13. The method of claim 12, wherein the detector probes, the capture probes and the blocker probes each comprise at least one LNA monomer and are 7, 8, 9, 10, 11, 12, 13 or 14 monomer units long.

14. The method of claim 12, wherein one capture probe is GenCP3; wherein the one or more detector probes are Dt1, Type III, Type V, Type 5, Type 4, Type 7, type 6, type 8,9, T1,2,4-Dt5, T1,2,4-Dt12, TypeIII-Dt2 or Type V-Dt4; and wherein the one or more blocker probes are B4A, B4B or B5.

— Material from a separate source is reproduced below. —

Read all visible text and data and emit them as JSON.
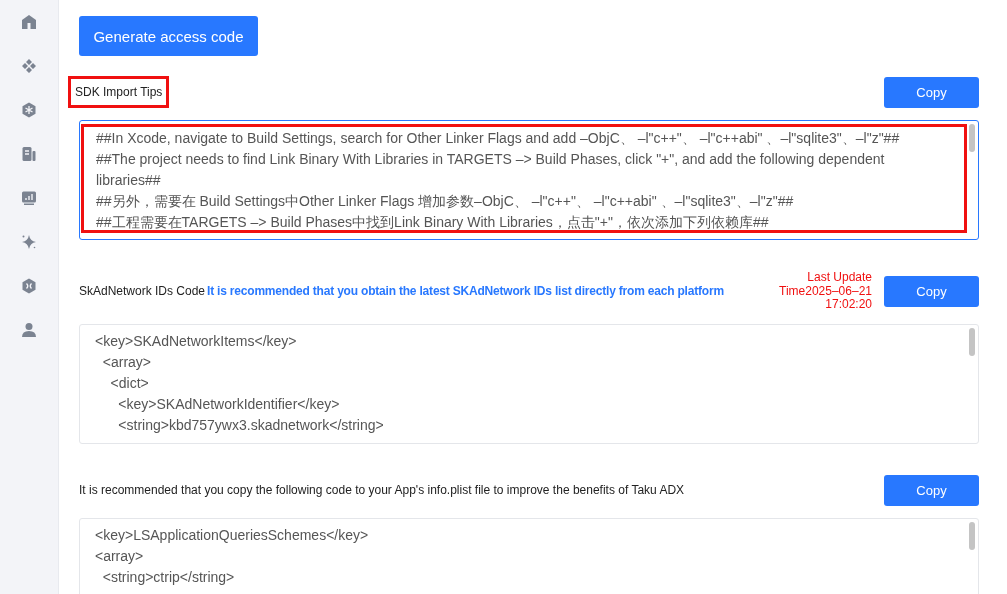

15. A probe set for detecting, identifying or quantitating methicillin resistant Staphylococcus aureus (MRSA) or methicillin resistant coagulase negative staphylococci (MRCNS) in a sample, comprising: a) at least one oligonucleotide or oligonucleotide mimic comprising a nucleobase sequence selected from the group consisting of: SEQ ID NO:2, SEQ ID NO:3 and SEQ ID NO:4, SEQ ID NO:6, SEQ ID NO:7, SEQ ID NO:8, SEQ ID NO:9, SEQ ID NO:10, SEQ ID NO:11, SEQ ID NO:12, SEQ ID NO:13, SEQ ID NO:20, SEQ ID NO:21, and SEQ ID NO:22;b) an oligonucleotide or oligonucleotide mimic comprising SEQ ID NO:5; andc) at least one oligonucleotide or oligonucleotide mimic comprising a nucleobase sequence selected from the group consisting of: SEQ ID NO:14, SEQ ID NO:15, and SEQ ID NO:16.

16. The probe set of claim 15, which comprises at least one oligonucleotide or oligonucleotide mimic that comprises at least one monomer of an oligonucleotide mimic.

17. The probe set of claim 15, which comprises at least one oligonucleotide or oligonucleotide mimic that comprises at least one LNA monomer.

18. The probe set of claim 15, which comprises at least one oligonucleotide or oligonucleotide mimic that comprises 4 or more LNA monomers.

19. The probe set of claim 15, which comprises at least one oligonucleotide or oligonucleotide mimic that consists of LNA.

20. The probe set of claim 15, which comprises at least one oligonucleotide or oligonucleotide mimic that comprises at least one PNA monomer.